Malone PS, Northrup TF, Masyn KE, Lamis DA, Lamont AE. Addict. Behav. 2012; 37(3): 299-305.

Affiliation

Department of Psychology, University of South Carolina, Columbia, SC, 29208, USA.

Copyright

(Copyright © 2012, Elsevier Publishing)

DOI

10.1016/j.addbeh.2011.11.010

PMID

22136874

PMCID

PMC3258351

Abstract

BACKGROUND: The relation between early and frequent alcohol use and later difficulties is quite strong. However, the degree that alcohol use persists, which is often a necessary cause for developing alcohol-related problems or an alcohol use disorder, is not well studied, particularly with attention to race and gender. A novel statistical approach, the Multi-facet Longitudinal Model, enables the concurrent study of age of initiation and persistence. METHODS: The models were applied to longitudinal data on youth alcohol use from ages 12 through 19, collected in the (U.S.) National Longitudinal Survey of Youth 1997 cohort (N=8984). RESULTS: Results confirmed that Black adolescents initiate alcohol use at later ages than do White youth.
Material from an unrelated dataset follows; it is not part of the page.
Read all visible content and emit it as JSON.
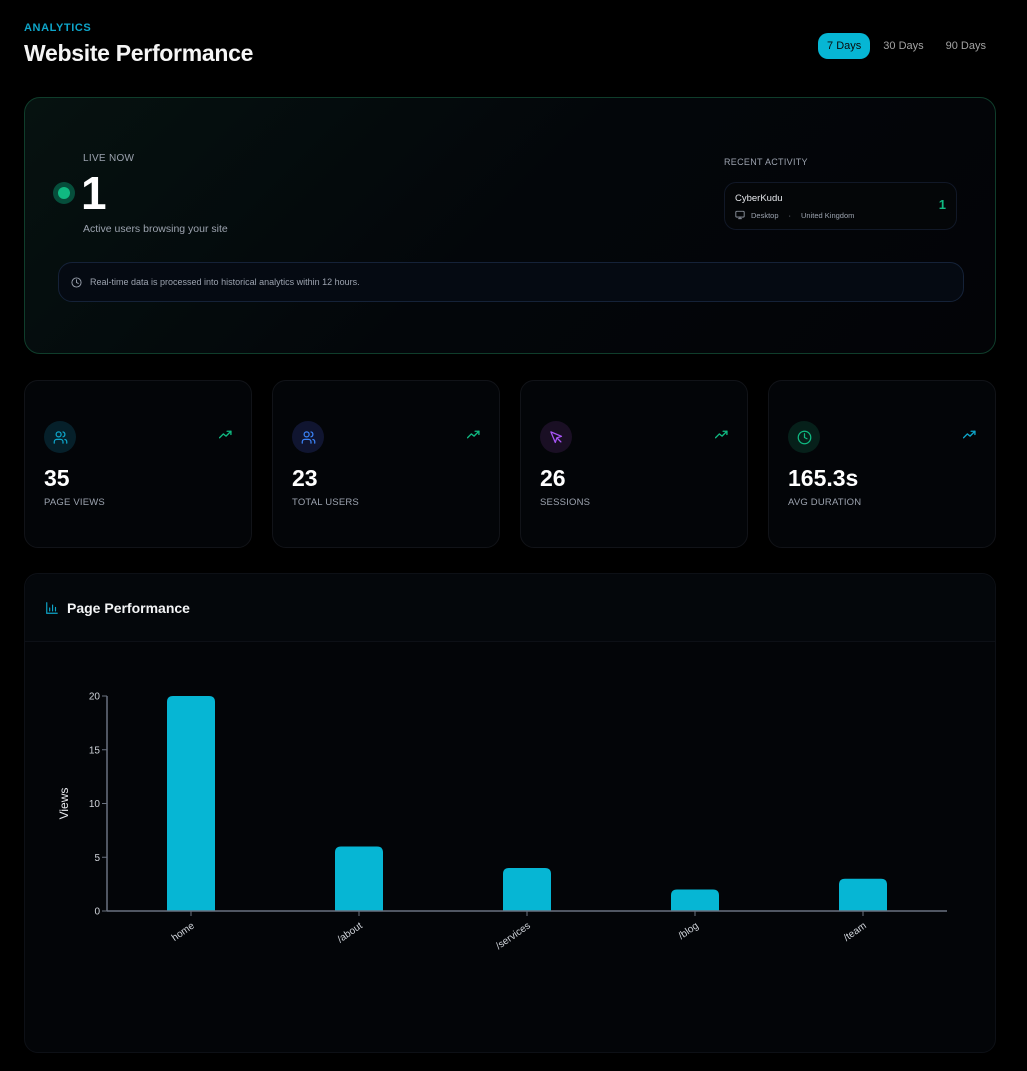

Further, after initiation, White adolescents were substantially more likely than Black adolescents to continue reporting alcohol use in subsequent years. Hispanic teens showed an intermediate pattern. Gender differences were more ambiguous, with a tendency for boys to be less likely to continue drinking after initiation than were girls. CONCLUSIONS: Novel findings from the new analytic models suggest differential implications of early alcohol use by race and gender. Early use of alcohol might be less consequential for males who initiate alcohol use early, Black, and Hispanic youth than for their female and White counterparts.